Pelabuhan Sunda Kalapa dilukis pada 1859. Di sekitar tempat inilah kira-kira balatentara Islam dibawah pimpinan panglima perang dan mubaligh Fatahillah mengusir Portugis pada 22 Juni 1527. Negara di Eropa Selatan ini berkat perjanjian kerjasama dengan Kerajaan Pajajaran telah diberikan hak untuk membangun loji (perkantoran dan perumahan yang dilengkapi benteng) di Sunda Kalapa. Perjanjian ini ditentang keras oleh kesultanan Islam Demak yang kemudian menugaskan Fatahillah untuk mengusir Portugis.
Ketika pelabuhan itu dilukis, Sunda Kalapa sudah tidak seramai masa-masa sebelumnya. Karena akibat pendangkalan, kapal-kapal tidak lagi dapat bersandar di dekat pelabuhan. Sehingga barang-barang dari tengah laut harus diangkut dengan perahu-perahu. Padahal kala itu, kota Batavia mengalami percepatan dan sentuhan modern (modernisasi). Apalagi sejak dibukanya Terusan Suez pada 1869 yang mempersingkat jarak tempuh berkat kamampuan kapal-kapal uap yang lebih laju meningkatkan arus pelayaran antar samudera. Apalagi ketika itu Batavia menghadapi saingan Singapura yang dibangun Raffles (1819).
Maka dibangunlah pelabuhan samudera Tanjung Priok, yang jaraknya sekitar 15 km dari Sunda Kalapa untuk menggantikannya. Hampir bersamaan dengan itu dibangun jalan kereta api pertama (1873) antara Batavia - Buitenzorg (Bogor). Empat tahun sebelumnya (1869) muncul trem berkuda yang ditarik empat ekor kuda, yang diberi besi dibagian mulutnya.
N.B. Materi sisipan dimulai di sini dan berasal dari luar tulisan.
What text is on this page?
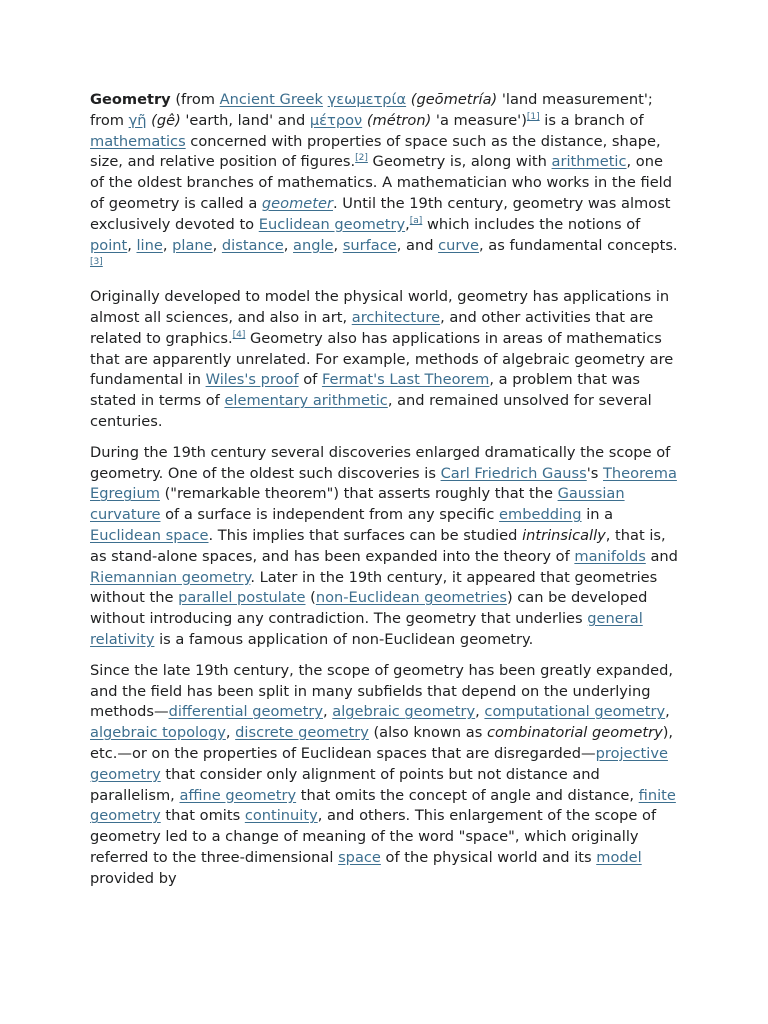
Geometry (from Ancient Greek γεωμετρία (geōmetría) 'land measurement'; from γῆ (gê) 'earth, land' and μέτρον (métron) 'a measure')[1] is a branch of mathematics concerned with properties of space such as the distance, shape, size, and relative position of figures.[2] Geometry is, along with arithmetic, one of the oldest branches of mathematics. A mathematician who works in the field of geometry is called a geometer. Until the 19th century, geometry was almost exclusively devoted to Euclidean geometry,[a] which includes the notions of point, line, plane, distance, angle, surface, and curve, as fundamental concepts.[3]

Originally developed to model the physical world, geometry has applications in almost all sciences, and also in art, architecture, and other activities that are related to graphics.[4] Geometry also has applications in areas of mathematics that are apparently unrelated. For example, methods of algebraic geometry are fundamental in Wiles's proof of Fermat's Last Theorem, a problem that was stated in terms of elementary arithmetic, and remained unsolved for several centuries.

During the 19th century several discoveries enlarged dramatically the scope of geometry. One of the oldest such discoveries is Carl Friedrich Gauss's Theorema Egregium ("remarkable theorem") that asserts roughly that the Gaussian curvature of a surface is independent from any specific embedding in a Euclidean space. This implies that surfaces can be studied intrinsically, that is, as stand-alone spaces, and has been expanded into the theory of manifolds and Riemannian geometry. Later in the 19th century, it appeared that geometries without the parallel postulate (non-Euclidean geometries) can be developed without introducing any contradiction. The geometry that underlies general relativity is a famous application of non-Euclidean geometry.

Since the late 19th century, the scope of geometry has been greatly expanded, and the field has been split in many subfields that depend on the underlying methods—differential geometry, algebraic geometry, computational geometry, algebraic topology, discrete geometry (also known as combinatorial geometry), etc.—or on the properties of Euclidean spaces that are disregarded—projective geometry that consider only alignment of points but not distance and parallelism, affine geometry that omits the concept of angle and distance, finite geometry that omits continuity, and others. This enlargement of the scope of geometry led to a change of meaning of the word "space", which originally referred to the three-dimensional space of the physical world and its model provided by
Yang kemudian dikenal dengan istilah 'jaman kuda gigit besi'. Pada 1881 trem uap mulai muncul dari Pasar Ikan - Weltevreden - Meester Cornelis (Jatinegara). Lalu lintas di Batavia terus melaju, dengan digantikannya trem uap dengan trem listrik pada 1899. Mobil mulai dikenal 1920-an yang pada awal-awalnya merupakan simbol elitis dan eksklusif. Hanya orang-orang Eropa tertentu memilikinya dan kemudian segelintir kaum berada dari kelompok etnis lainnya.
Dalam gambar terlihat tukang dagang dan dua orang kuli tengah mengangkat barang melalui pikulan. Para pedagang dan pekerja ini tidak menggunakan baju dan hanya mengenakan celana sebatas lutut. Mereka juga tidak menggunakan sandal apalagi sepatu.
Memang hidup zaman penjajahan sangat sukar, seperti juga yang dialami sebagian besar rakyat sekarang ini. Meskipun Indonesia telah mengenyam kemerdekaan lebih dari setengah abad lalu. Padahal, mensitir ucapan Bung Karno: "Kemerdekaan merupakan jembatan emas menuju kemakmuran." Belanda sendiri mengakui bahwa Hindia Belanda negeri jajahannya sangat makmur. Sehingga Koes Ploes meminjam kata-kata penjajah: "Tongkat kayu dan batu jadi tanaman." Dalam gambar terlihat Menara Syahbandar yang dibangun 1839. Di sini terdapat kubu pertahanan sebagai ''pintu masuk kota dari arah laut''.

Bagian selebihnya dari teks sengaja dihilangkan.